Francis and Clare of Assisi were not so much prophets by what they said as by the radical, system-critiquing way that they lived their lives. They found both their inner and outer freedom by structurally living on the edge of the inside of both church and society. Too often people seek either inner or outer freedom, but seldom do they find both.
Francis and Clare’s agenda for justice was the most foundational and undercutting of all: a very simple lifestyle outside the system of production and consumption (the real meaning of the vow of poverty) plus a conscious identification with the marginalized of society (the communion of saints pushed to its outer edge). In this position we do not “do” acts of peace and justice as much as our life is itself peace and justice. We take our small and sufficient place in the great and grand scheme of God. By “living on the edge of the inside” I mean building on the solid Tradition (“from the inside”) but doing it from a new and creative stance (“on the edge”) where we cannot be coopted for purposes of security, possessions, or the illusions of power.

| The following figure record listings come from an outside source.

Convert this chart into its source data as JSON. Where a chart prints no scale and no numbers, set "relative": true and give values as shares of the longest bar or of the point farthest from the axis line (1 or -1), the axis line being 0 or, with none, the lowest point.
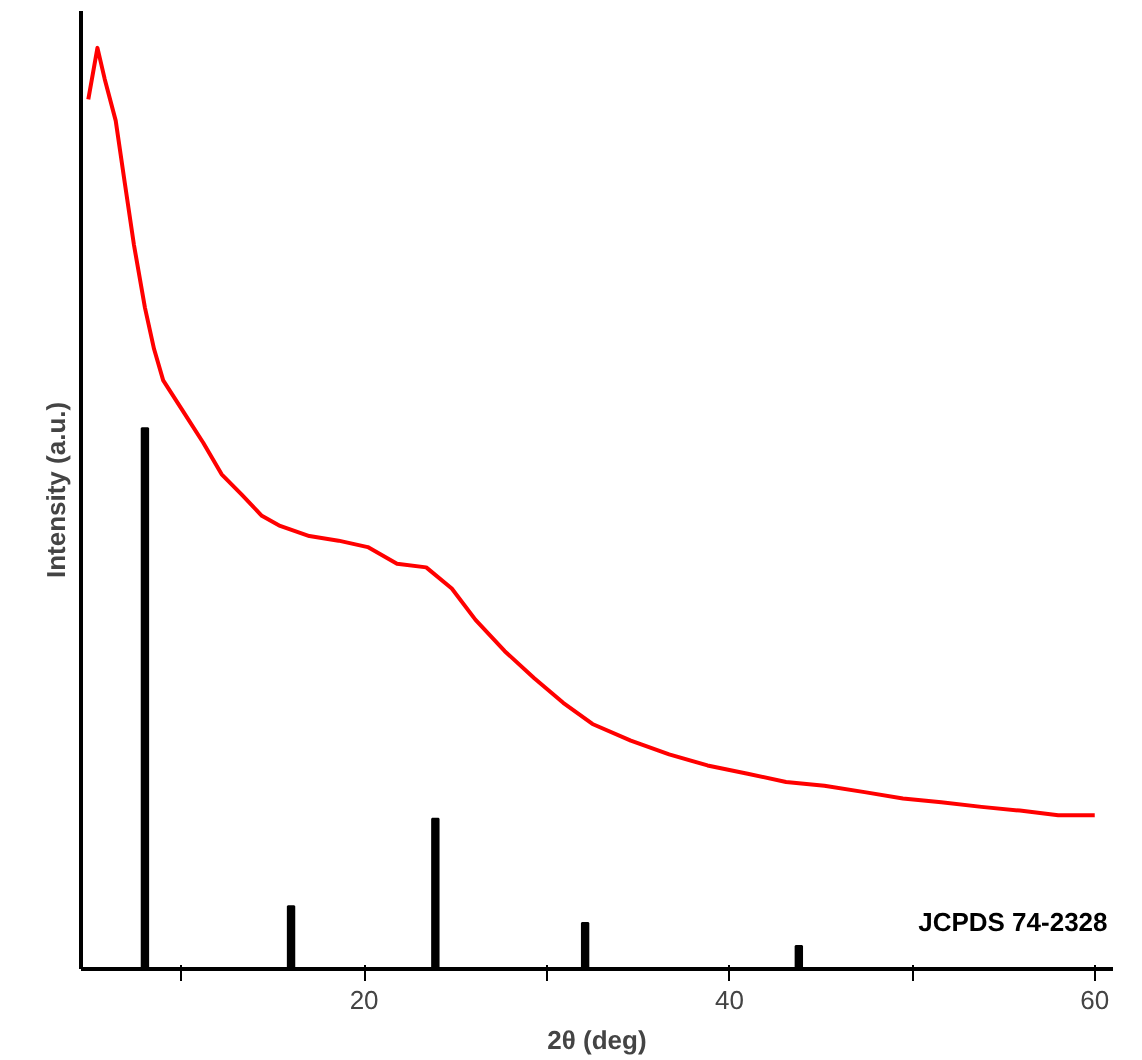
{
  "chart_data": {
    "type": "line",
    "xlabel": "2θ (deg)",
    "ylabel": "Intensity (a.u.)",
    "relative": true,
    "tick_labels": "x",
    "grid": false,
    "xlim": [
      4.5,
      61
    ],
    "xticks": [
      {
        "value": 10,
        "label": null
      },
      20,
      {
        "value": 30,
        "label": null
      },
      40,
      {
        "value": 50,
        "label": null
      },
      60
    ],
    "series": [
      {
        "color": "#ff0000",
        "x": [
          4.9,
          5.4,
          5.8,
          6.4,
          6.9,
          7.4,
          8.0,
          8.5,
          9.0,
          10.1,
          11.2,
          12.2,
          13.3,
          14.4,
          15.4,
          17.0,
          18.6,
          20.2,
          21.8,
          23.4,
          24.8,
          26.1,
          27.7,
          29.3,
          30.9,
          32.5,
          34.6,
          36.7,
          38.8,
          41.0,
          43.1,
          45.2,
          47.4,
          49.5,
          51.6,
          53.8,
          55.9,
          58.0,
          60.0
        ],
        "values": [
          0.944,
          1.0,
          0.966,
          0.921,
          0.853,
          0.786,
          0.718,
          0.673,
          0.639,
          0.605,
          0.571,
          0.537,
          0.515,
          0.492,
          0.481,
          0.47,
          0.465,
          0.458,
          0.44,
          0.436,
          0.413,
          0.379,
          0.345,
          0.316,
          0.289,
          0.266,
          0.248,
          0.233,
          0.221,
          0.212,
          0.203,
          0.199,
          0.192,
          0.185,
          0.181,
          0.176,
          0.172,
          0.167,
          0.167
        ]
      },
      {
        "type": "bar",
        "name": "JCPDS 74-2328",
        "color": "#000000",
        "x": [
          8.0,
          16.0,
          23.9,
          32.1,
          43.8
        ],
        "values": [
          0.587,
          0.068,
          0.163,
          0.05,
          0.025
        ]
      }
    ]
  }
}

Francis and Clare placed themselves outside the system of not just social production and consumption, but ecclesiastical too! Francis was not a priest, nor were Franciscan men originally priests. Theirs was not a spirituality of earning or seeking worthiness, career, church status, or divine favor (which they knew they already had). They represented in their own unique way the old tradition of “holy fools” among the desert fathers and mothers and the Eastern Church, and offered that notion to the very organized and “efficient” Western Church.

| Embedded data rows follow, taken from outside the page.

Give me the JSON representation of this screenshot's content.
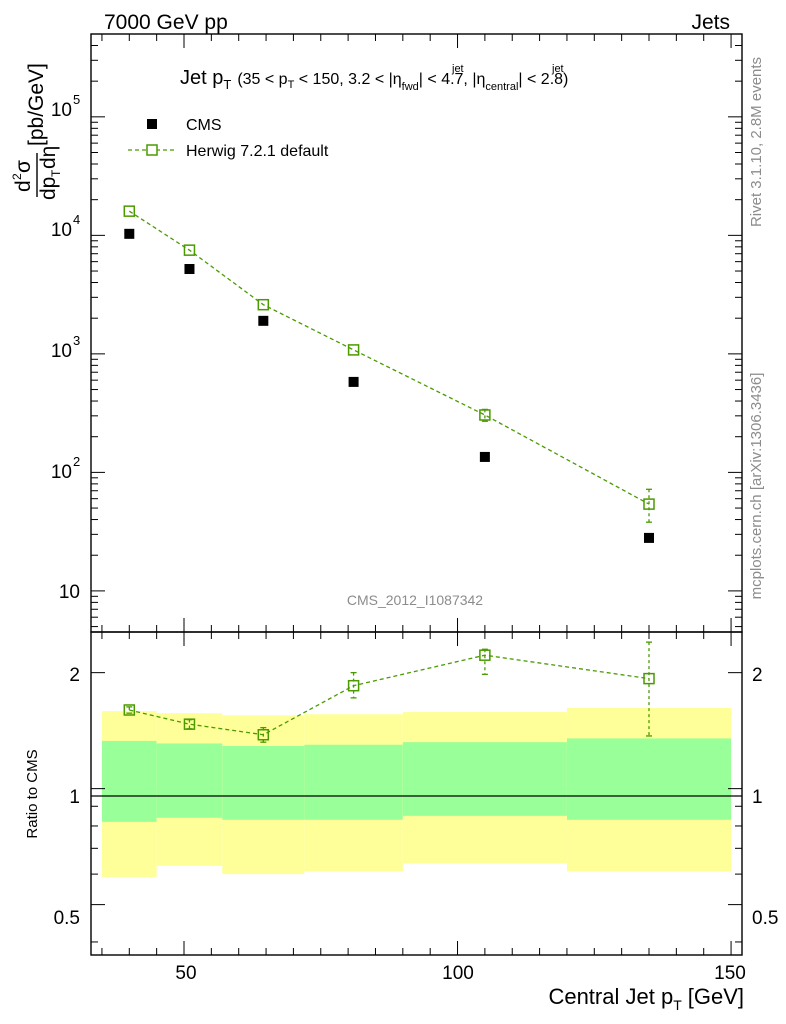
{
  "header": {
    "left": "7000 GeV pp",
    "right": "Jets"
  },
  "side_labels": {
    "rivet": "Rivet 3.1.10,  2.8M events",
    "mcplots": "mcplots.cern.ch [arXiv:1306.3436]"
  },
  "chart_data": [
    {
      "type": "scatter",
      "title": "Jet p_T (35 < p_T < 150, 3.2 < |η_fwd^jet| < 4.7, |η_central^jet| < 2.8)",
      "title_parts": {
        "jet": "Jet p",
        "T": "T",
        "open": "(35 < p",
        "mid1": " < 150, 3.2 < |η",
        "fwd": "fwd",
        "jetsup": "jet",
        "mid2": "| < 4.7, |η",
        "central": "central",
        "close": "| < 2.8)"
      },
      "analysis_label": "CMS_2012_I1087342",
      "ylabel": "d²σ / dp_T dη [pb/GeV]",
      "ylabel_parts": {
        "d": "d",
        "two": "2",
        "sigma": "σ",
        "dp": "dp",
        "T": "T",
        "deta": "dη",
        "unit": "[pb/GeV]"
      },
      "y_scale": "log",
      "ylim": [
        4.5,
        500000
      ],
      "xlim": [
        33,
        152
      ],
      "y_tick_labels": [
        "10",
        "10^2",
        "10^3",
        "10^4",
        "10^5"
      ],
      "legend_position": "top-left",
      "series": [
        {
          "name": "CMS",
          "marker": "filled-square",
          "color": "#000000",
          "x": [
            40,
            51,
            64.5,
            81,
            105,
            135
          ],
          "y": [
            10300,
            5200,
            1900,
            580,
            135,
            28
          ]
        },
        {
          "name": "Herwig 7.2.1 default",
          "marker": "open-square",
          "line": "dashed",
          "color": "#4a9a00",
          "x": [
            40,
            51,
            64.5,
            81,
            105,
            135
          ],
          "y": [
            16000,
            7500,
            2600,
            1080,
            305,
            54
          ],
          "y_err_low": [
            16000,
            7500,
            2600,
            1080,
            270,
            38
          ],
          "y_err_high": [
            16000,
            7500,
            2600,
            1080,
            340,
            72
          ]
        }
      ]
    },
    {
      "type": "scatter",
      "ylabel": "Ratio to CMS",
      "xlabel": "Central Jet p_T [GeV]",
      "xlabel_parts": {
        "main": "Central Jet p",
        "sub": "T",
        "unit": "[GeV]"
      },
      "xlim": [
        33,
        152
      ],
      "ylim": [
        0.37,
        2.55
      ],
      "x_ticks": [
        50,
        100,
        150
      ],
      "y_ticks": [
        0.5,
        1,
        2
      ],
      "reference_line": 1,
      "bands": [
        {
          "x_low": 35,
          "x_high": 45,
          "yellow_low": 0.59,
          "yellow_high": 1.59,
          "green_low": 0.82,
          "green_high": 1.33
        },
        {
          "x_low": 45,
          "x_high": 57,
          "yellow_low": 0.63,
          "yellow_high": 1.57,
          "green_low": 0.84,
          "green_high": 1.31
        },
        {
          "x_low": 57,
          "x_high": 72,
          "yellow_low": 0.6,
          "yellow_high": 1.55,
          "green_low": 0.83,
          "green_high": 1.29
        },
        {
          "x_low": 72,
          "x_high": 90,
          "yellow_low": 0.61,
          "yellow_high": 1.56,
          "green_low": 0.83,
          "green_high": 1.3
        },
        {
          "x_low": 90,
          "x_high": 120,
          "yellow_low": 0.64,
          "yellow_high": 1.58,
          "green_low": 0.85,
          "green_high": 1.32
        },
        {
          "x_low": 120,
          "x_high": 150,
          "yellow_low": 0.61,
          "yellow_high": 1.62,
          "green_low": 0.83,
          "green_high": 1.35
        }
      ],
      "series": [
        {
          "name": "Herwig 7.2.1 default",
          "marker": "open-square",
          "line": "dashed",
          "color": "#4a9a00",
          "x": [
            40,
            51,
            64.5,
            81,
            105,
            135
          ],
          "y": [
            1.6,
            1.47,
            1.38,
            1.85,
            2.22,
            1.93
          ],
          "y_err_low": [
            1.57,
            1.43,
            1.32,
            1.72,
            1.98,
            1.37
          ],
          "y_err_high": [
            1.63,
            1.51,
            1.44,
            2.0,
            2.3,
            2.4
          ]
        }
      ]
    }
  ]
}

For the most part, the path they offered has been ignored or not understood. Most of us prefer quid pro quo (retributive justice) to restorative justice. But those formed by the Gospels should know better. When we try to find personal and individual freedom while remaining inside structural boxes and a system of consumption, we are often unable or unwilling to critique those very structures. Whoever is paying our bills and giving us security and status determines what we can and cannot say, or even what we can or cannot think. We cannot remove the plank we are standing on. Self-serving institutions that give us our security, status, or identity are almost always considered “too big to fail” and are often beyond any honest critique. And thus corruption grows.
The way of radical Christianity is simply to stay out of such systems to begin with, so they cannot control your breadth of thinking, feeling, loving, and living out universal justice.
When Jesus and John’s Gospel used the term “the world,” they did not mean the earth, creation, or civilization, which Jesus clearly came to love and save (John 12:47). They were referring to idolatrous systems and institutions that are invariably self-referential and always passing away (1 Corinthians 7:31).